First, we note that $\frac{\sin x}{x^{\alpha}+\sin x}$ is bounded near $x=0$, so it suffices to consider $$\int_1^{\infty}\frac{\sin x}{x^{\alpha}+\sin x}dx.$$
Then, we rewrite $\frac{\sin x}{x^{\alpha}+\sin x}$ as $$\frac{\sin x}{x^{\alpha}+\sin x}=\frac{\sin x}{x^{\alpha}}-\frac{\sin^2 x}{x^{\alpha}(x^{\alpha}+\sin x)}.$$
It's easy to show that $\int_1^{\infty}\frac{\sin x}{x^{\alpha}}dx$ is conditionally convergent when $0<\alpha\leq 1$, absolutely convergent when $\alpha>1$. So we just need to consider $\int_1^{\infty}\frac{\sin^2 x}{x^{\alpha}(x^{\alpha}+\sin x)}dx$.

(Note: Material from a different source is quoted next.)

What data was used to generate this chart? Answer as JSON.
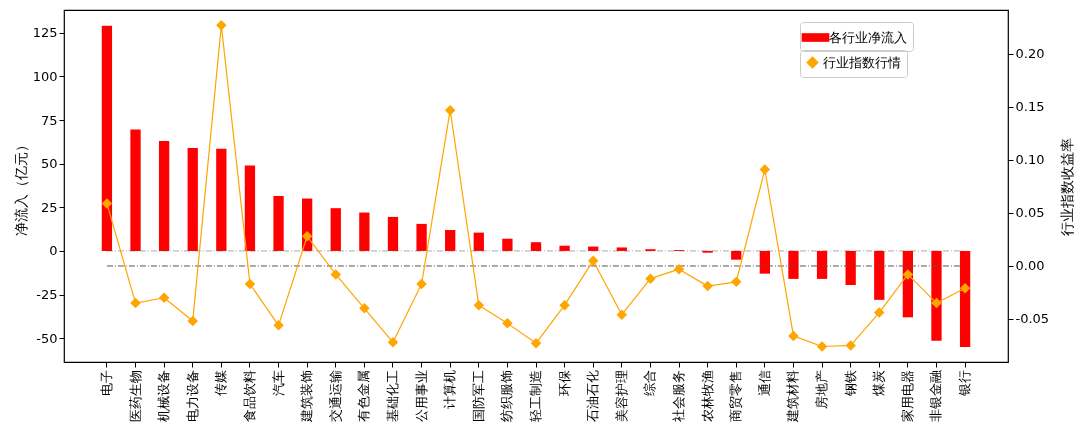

When $0<\alpha\leq\frac{1}{2}$, we have $$\frac{\sin^2 x}{x^{\alpha}(x^{\alpha}+\sin x)}\geq \frac{\sin^2 x}{x^{\alpha}(x^{\alpha}+1)},$$ however $\int_1^{\infty}\frac{\sin^2 x}{x^{\alpha}(x^{\alpha}+1)}dx$ is divergent because
\begin{align*} &\int_1^{\infty}\frac{\sin^2 x}{x^{\alpha}(x^{\alpha}+1)}dx=\frac{1}{2}\int_1^{\infty}\frac{1-\cos 2x}{x^{\alpha}(x^{\alpha}+1)}dx\\&=\frac{1}{2}\int_1^{\infty}\frac{1}{x^{\alpha}(x^{\alpha}+1)}dx-\frac{1}{2}\int_1^{\infty}\frac{\cos 2x}{x^{\alpha}(x^{\alpha}+1)}dx \\&\geq \frac{1}{2}\int_1^{\infty}\frac{1}{2x^{2\alpha}}dx-\frac{1}{2}\int_1^{\infty}\frac{\cos 2x}{x^{\alpha}(x^{\alpha}+1)}dx, \end{align*}
where the first term diverges and the sencond term converges.
When $\alpha>\frac{1}{2}$, we have
$$\frac{\sin^2 x}{x^{\alpha}(x^{\alpha}+\sin x)}\leq\frac{1}{x^{\alpha}(x^{\alpha}-1)}\sim\frac{1}{x^{2\alpha}},$$ which is convergent.